In the book Hands-On Machine Learning by Aurélien Géron, in chapter two, the author states:
Another approach to transforming multimodal distributions is to add a feature for each of the modes (at least the main ones), representing the similarity between the housing median age and that particular mode. The similarity measure is typically computed using a radial basis function (RBF)—any function that depends only on the distance between the input value and a fixed point. The most commonly used RBF is the Gaussian RBF, whose output value decays exponentially as the input value moves away from the fixed point. For example, the Gaussian RBF similarity between the housing age x and 35 is given by the equation exp(–γ(x – 35)²). The hyperparameter γ (gamma) determines how quickly the similarity measure decays as x moves away from 35. Using Scikit-Learn’s rbf_kernel() function, you can create a new Gaussian RBF feature measuring the similarity between the housing median age and 35:
from sklearn.metrics.pairwise import rbf_kernel
age_simil_35 = rbf_kernel(housing[["housing_median_age"]], [[35]], gamma=0.1)

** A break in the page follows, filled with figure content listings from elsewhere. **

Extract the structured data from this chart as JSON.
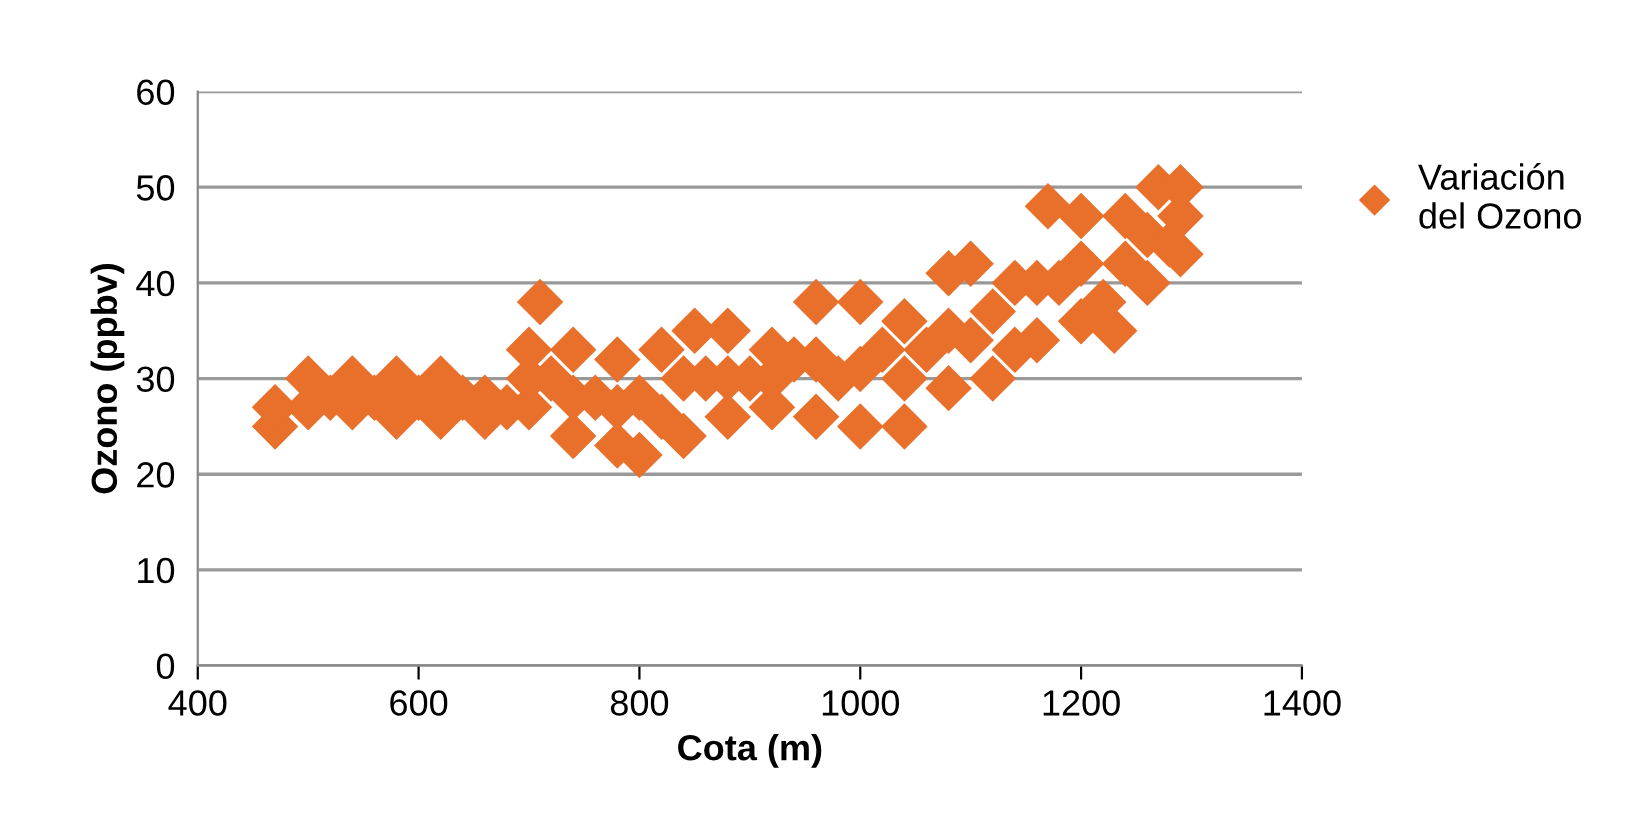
{
  "chart_data": {
    "type": "scatter",
    "xlabel": "Cota (m)",
    "ylabel": "Ozono (ppbv)",
    "xlim": [
      400,
      1400
    ],
    "xticks": [
      400,
      600,
      800,
      1000,
      1200,
      1400
    ],
    "ylim": [
      0,
      60
    ],
    "yticks": [
      0,
      10,
      20,
      30,
      40,
      50,
      60
    ],
    "grid": "y",
    "legend": "right",
    "marker": "diamond",
    "series": [
      {
        "name": "Variación\ndel Ozono",
        "color": "#e8702a",
        "x": [
          470,
          470,
          500,
          500,
          520,
          540,
          540,
          560,
          580,
          580,
          600,
          620,
          620,
          640,
          660,
          660,
          680,
          700,
          700,
          700,
          710,
          720,
          740,
          740,
          740,
          760,
          780,
          780,
          780,
          800,
          800,
          820,
          820,
          840,
          840,
          850,
          860,
          880,
          880,
          880,
          900,
          920,
          920,
          920,
          940,
          960,
          960,
          960,
          980,
          1000,
          1000,
          1000,
          1020,
          1040,
          1040,
          1040,
          1060,
          1080,
          1080,
          1080,
          1100,
          1100,
          1120,
          1120,
          1140,
          1140,
          1160,
          1160,
          1170,
          1180,
          1200,
          1200,
          1200,
          1220,
          1230,
          1240,
          1240,
          1260,
          1260,
          1270,
          1280,
          1290,
          1290,
          1290
        ],
        "values": [
          25,
          27,
          27,
          30,
          28,
          27,
          30,
          28,
          26,
          30,
          28,
          26,
          30,
          28,
          26,
          28,
          27,
          27,
          30,
          33,
          38,
          30,
          24,
          28,
          33,
          28,
          23,
          27,
          32,
          22,
          28,
          26,
          33,
          24,
          30,
          35,
          30,
          26,
          30,
          35,
          30,
          27,
          30,
          33,
          32,
          26,
          32,
          38,
          30,
          25,
          31,
          38,
          33,
          25,
          30,
          36,
          33,
          29,
          35,
          41,
          34,
          42,
          30,
          37,
          33,
          40,
          34,
          40,
          48,
          40,
          36,
          42,
          47,
          38,
          35,
          42,
          47,
          40,
          45,
          50,
          44,
          43,
          47,
          50
        ]
      }
    ]
  }
}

A question arises here among the students, and that's, why does it solve bimodality? We need to solve bimodality to train a good and representative machine learning model, whatever that is, but how does RBF transpose multimodal distributions to normal distributions?
My hypothesis is, RBF calculates the similarity between every point and the median point from the data, assigns a normal distribution for each point, and that's somehow convoluting $f(x)$ with a normal distribution, and by the Central Limit Theorem, that should converge to a normal distribution. So, does that make sense?